While Rose combs the town for her now-lost daughter through streets raining with ash, burned out buildings, and catacomb like cages, Silent Hill throws us a number of super-creepy town inhabitants. Burning, screaming charcoal-babies, pulsating no-armed things that spit out acid, barbed-wired freaks, flesh eating beetle bugs, and a giant, pyramid headed monster with the biggest sword I've ever seen.

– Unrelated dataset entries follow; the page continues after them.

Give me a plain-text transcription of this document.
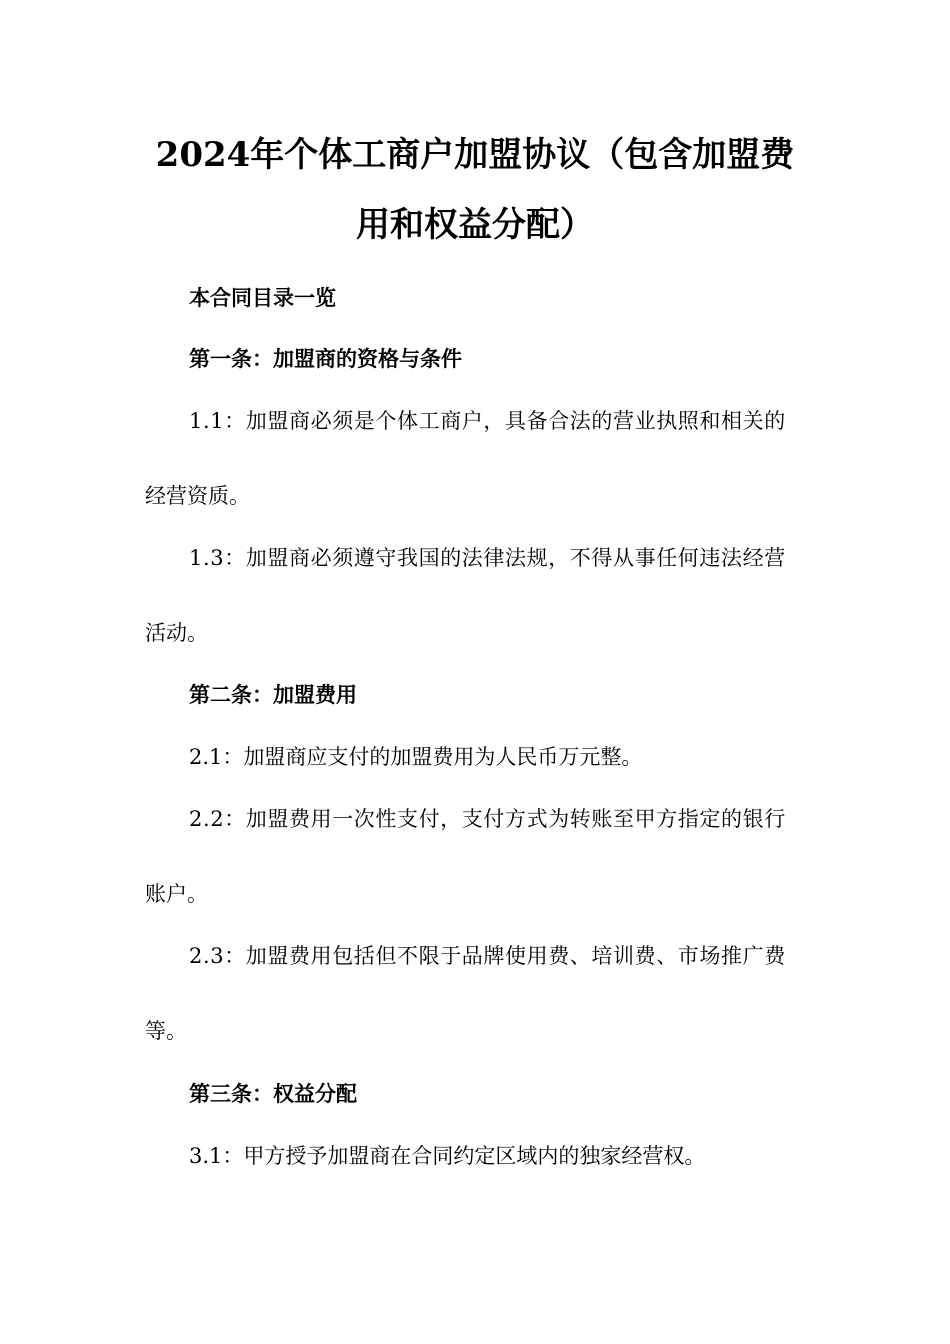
2024年个体工商户加盟协议（包含加盟费
用和权益分配）
本合同目录一览
第一条：加盟商的资格与条件
1.1：加盟商必须是个体工商户，具备合法的营业执照和相关的
经营资质。
1.3：加盟商必须遵守我国的法律法规，不得从事任何违法经营
活动。
第二条：加盟费用
2.1：加盟商应支付的加盟费用为人民币万元整。
2.2：加盟费用一次性支付，支付方式为转账至甲方指定的银行
账户。
2.3：加盟费用包括但不限于品牌使用费、培训费、市场推广费
等。
第三条：权益分配
3.1：甲方授予加盟商在合同约定区域内的独家经营权。
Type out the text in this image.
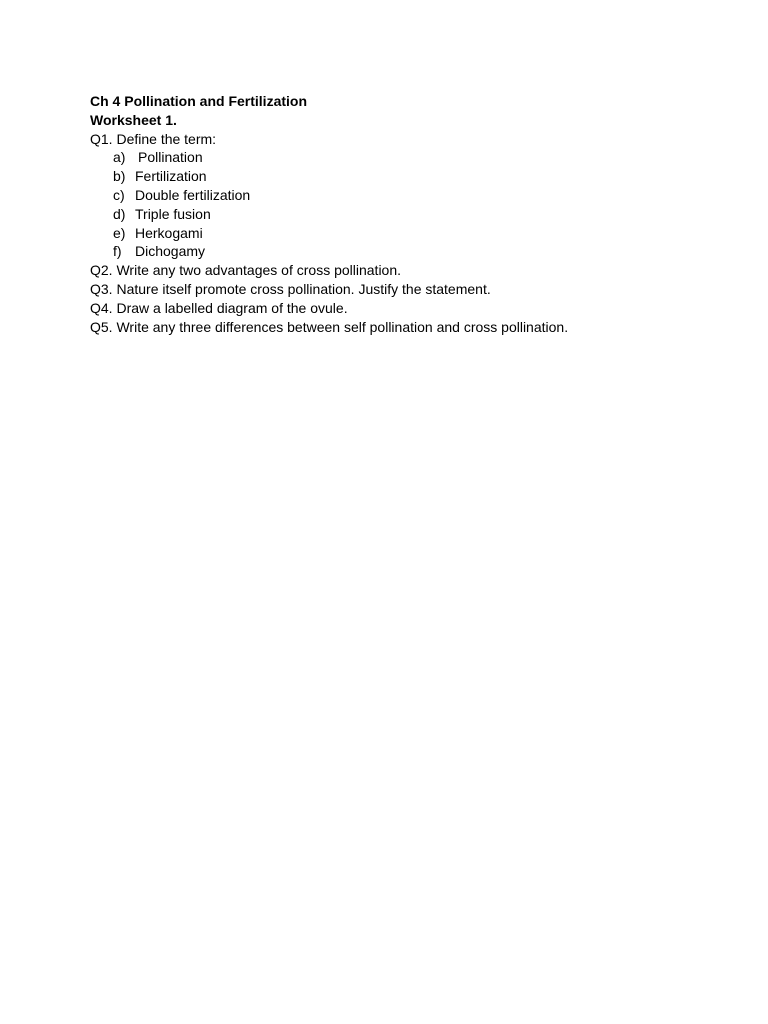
Ch 4 Pollination and Fertilization
Worksheet 1.
Q1. Define the term:
a) Pollination
b) Fertilization
c) Double fertilization
d) Triple fusion
e) Herkogami
f) Dichogamy
Q2. Write any two advantages of cross pollination.
Q3. Nature itself promote cross pollination. Justify the statement.
Q4. Draw a labelled diagram of the ovule.
Q5. Write any three differences between self pollination and cross pollination.
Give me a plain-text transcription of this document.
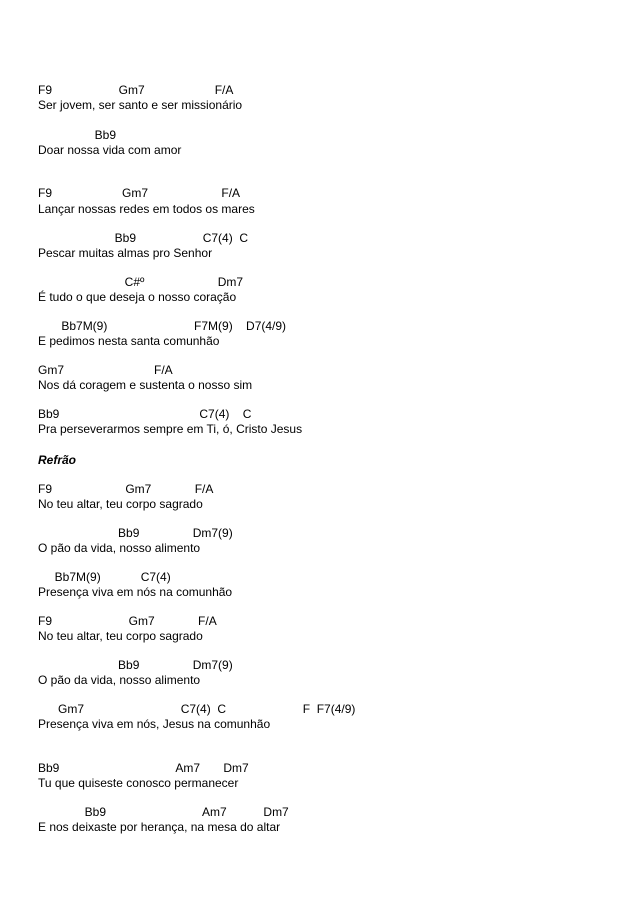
F9                    Gm7                     F/A
Ser jovem, ser santo e ser missionário
Bb9
Doar nossa vida com amor
F9                     Gm7                      F/A
Lançar nossas redes em todos os mares
Bb9                    C7(4)  C
Pescar muitas almas pro Senhor
C#º                      Dm7
É tudo o que deseja o nosso coração
Bb7M(9)                          F7M(9)    D7(4/9)
E pedimos nesta santa comunhão
Gm7                           F/A
Nos dá coragem e sustenta o nosso sim
Bb9                                          C7(4)    C
Pra perseverarmos sempre em Ti, ó, Cristo Jesus
Refrão
F9                      Gm7             F/A
No teu altar, teu corpo sagrado
Bb9                Dm7(9)
O pão da vida, nosso alimento
Bb7M(9)            C7(4)
Presença viva em nós na comunhão
F9                       Gm7             F/A
No teu altar, teu corpo sagrado
Bb9                Dm7(9)
O pão da vida, nosso alimento
Gm7                             C7(4)  C                       F  F7(4/9)
Presença viva em nós, Jesus na comunhão
Bb9                                   Am7       Dm7
Tu que quiseste conosco permanecer
Bb9                             Am7           Dm7
E nos deixaste por herança, na mesa do altar
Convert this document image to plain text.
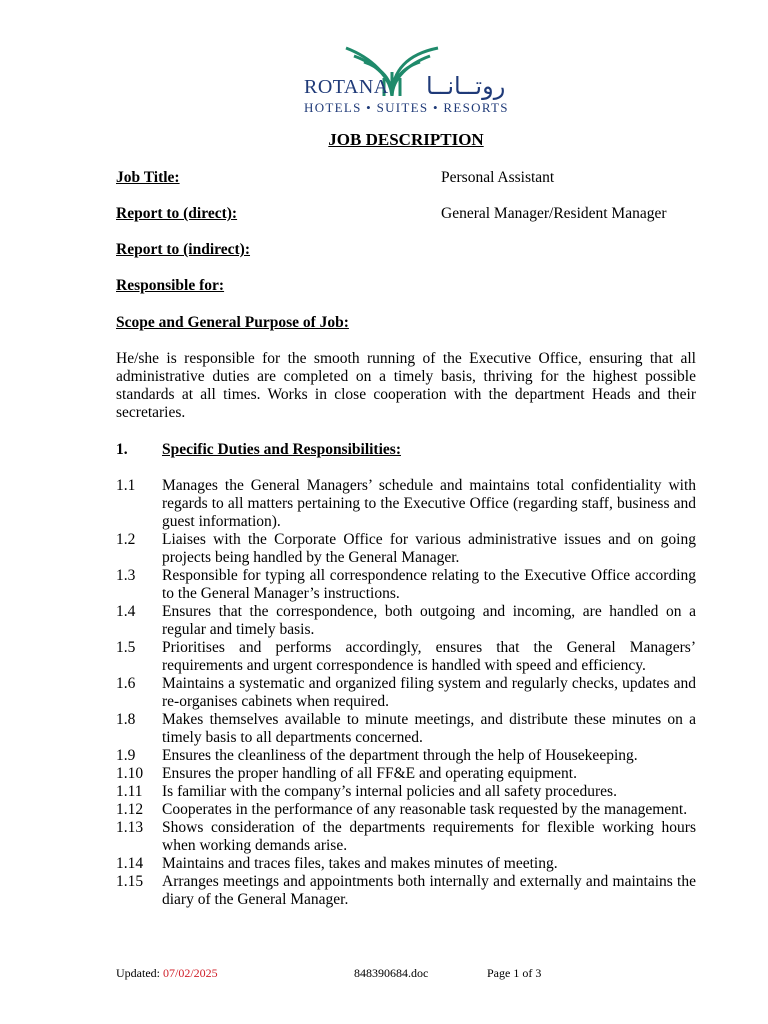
ROTANA روتــانــا
HOTELS • SUITES • RESORTS
JOB DESCRIPTION
Job Title:	Personal Assistant
Report to (direct):	General Manager/Resident Manager
Report to (indirect):
Responsible for:
Scope and General Purpose of Job:
He/she is responsible for the smooth running of the Executive Office, ensuring that all administrative duties are completed on a timely basis, thriving for the highest possible standards at all times. Works in close cooperation with the department Heads and their secretaries.
1. Specific Duties and Responsibilities:
1.1	Manages the General Managers’ schedule and maintains total confidentiality with regards to all matters pertaining to the Executive Office (regarding staff, business and guest information).
1.2	Liaises with the Corporate Office for various administrative issues and on going projects being handled by the General Manager.
1.3	Responsible for typing all correspondence relating to the Executive Office according to the General Manager’s instructions.
1.4	Ensures that the correspondence, both outgoing and incoming, are handled on a regular and timely basis.
1.5	Prioritises and performs accordingly, ensures that the General Managers’ requirements and urgent correspondence is handled with speed and efficiency.
1.6	Maintains a systematic and organized filing system and regularly checks, updates and re-organises cabinets when required.
1.8	Makes themselves available to minute meetings, and distribute these minutes on a timely basis to all departments concerned.
1.9	Ensures the cleanliness of the department through the help of Housekeeping.
1.10	Ensures the proper handling of all FF&E and operating equipment.
1.11	Is familiar with the company’s internal policies and all safety procedures.
1.12	Cooperates in the performance of any reasonable task requested by the management.
1.13	Shows consideration of the departments requirements for flexible working hours when working demands arise.
1.14	Maintains and traces files, takes and makes minutes of meeting.
1.15	Arranges meetings and appointments both internally and externally and maintains the diary of the General Manager.
Updated: 07/02/2025	848390684.doc	Page 1 of 3
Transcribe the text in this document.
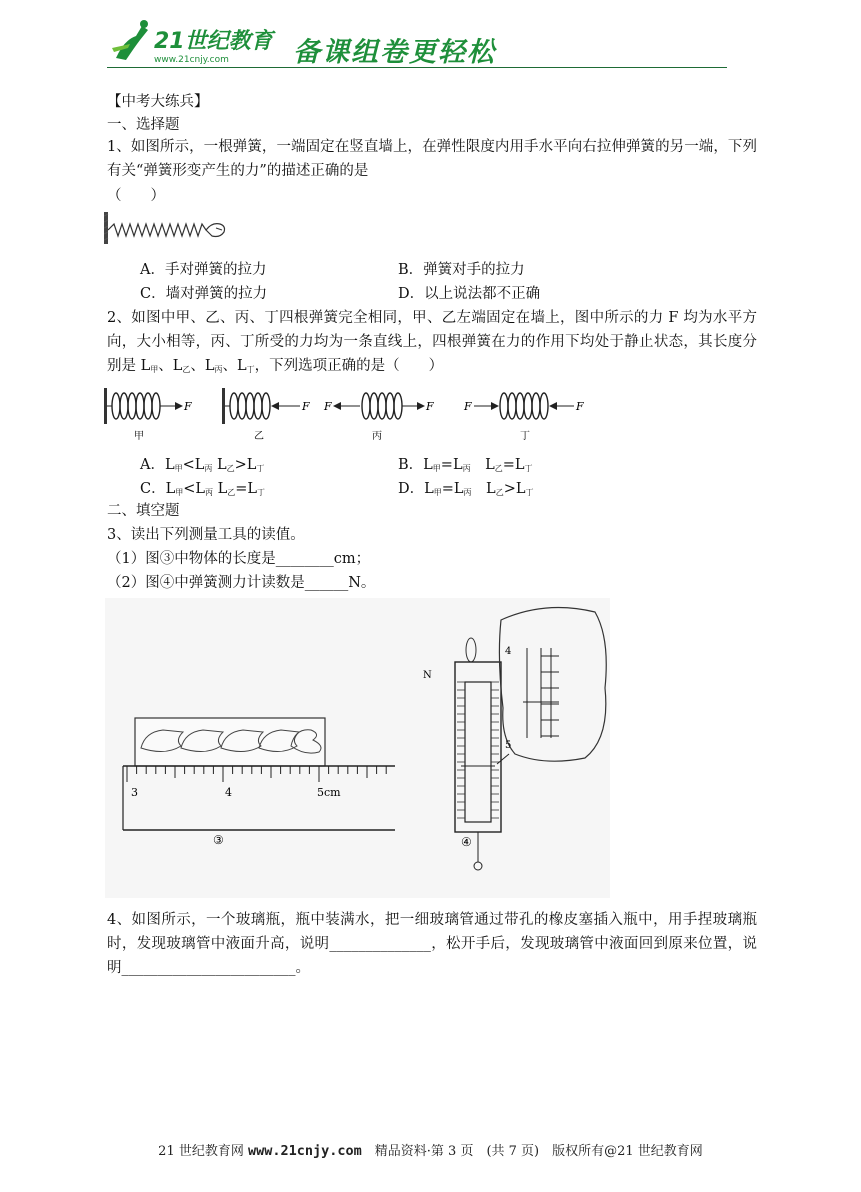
21世纪教育
www.21cnjy.com 备课组卷更轻松
【中考大练兵】
一、选择题
1、如图所示，一根弹簧，一端固定在竖直墙上，在弹性限度内用手水平向右拉伸弹簧的另一端，下列有关“弹簧形变产生的力”的描述正确的是
（　　）
A．手对弹簧的拉力	B．弹簧对手的拉力
C．墙对弹簧的拉力	D．以上说法都不正确
2、如图中甲、乙、丙、丁四根弹簧完全相同，甲、乙左端固定在墙上，图中所示的力 F 均为水平方向，大小相等，丙、丁所受的力均为一条直线上，四根弹簧在力的作用下均处于静止状态，其长度分别是 $L_甲$、$L_乙$、$L_丙$、$L_丁$，下列选项正确的是（　　）
F
甲
F
乙
F	F
丙
F	F
丁
A．$L_甲<L_丙$ $L_乙>L_丁$	B．$L_甲=L_丙$　$L_乙=L_丁$
C．$L_甲<L_丙$ $L_乙=L_丁$	D．$L_甲=L_丙$　$L_乙>L_丁$
二、填空题
3、读出下列测量工具的读值。
（1）图③中物体的长度是________cm；
（2）图④中弹簧测力计读数是______N。
3	4	5cm
③
N
④
4
5
4、如图所示，一个玻璃瓶，瓶中装满水，把一细玻璃管通过带孔的橡皮塞插入瓶中，用手捏玻璃瓶时，发现玻璃管中液面升高，说明______________，松开手后，发现玻璃管中液面回到原来位置，说明________________________。
21 世纪教育网 www.21cnjy.com　精品资料·第 3 页　(共 7 页)　版权所有@21 世纪教育网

Keep in mind, I don't scare easily, but these guys all made me twitch -- in particular a pack of blinded nurses, all with surgical knives, scalpels, etc., that Rose must tread through carefully because they will kill her instantly if she makes one wrong move. *shiver*

The script does lose momentum a little bit with the whole husband sub-plot (apparently Sean Bean's character was a studio requested write in, because the script had no male characters -- and man, can you TELL it was a last minute addition), and some would argue the steadily built upon religious plot arc is a bit ridiculous, but I have to say: I love me some freaky religious fanatics, especially if they are REALLY freaky (Hello, Alice Krige, I'm looking at you -- nobody plays freaky better), and absolutely deserve to get their comeuppance. I was only wishing that Amanda Plummer had been involved somehow, as she would have fit right in.

And fear not, gore fans. In addition to all the monster-rific creations, there is plenty o'blood to be shed. Lots, and lots, and lots of it - in fact. I was quite happy with what I like to call "the splatter factor" of the special effects. And whoa, those were some impressive special effects -- especially the ones of the non-CGI variety.

All in all, I believe it really did a decent job creating a creepy story with lots of scary gore, and of course, leaving it wide open for a sequel at the end. I found it highly entertaining, and would definitely pick it up on DVD if I found it for around $10. Silent Hill 2, anyone? I just hope there's as much splatter...and maybe some new monsters.

Image from the IMDb (Radha Mitchell as Rose Da Silva).

1 comment:

  1. Thanks for posting this review, Amie. It's been awhile since anyone's reviewed horror for siffblog. Just wanted to mention that I've been wondering about Amanda Plummer, too. I mean, her pop (Christopher) in his *80s* & he gets more work--"Syriana," "Inside Man," etc. Doesn't seem quite right somehow. That said, she did pop up on an episode of "Law & Order: SVU" last season. She was, of course, quite good & quite...odd.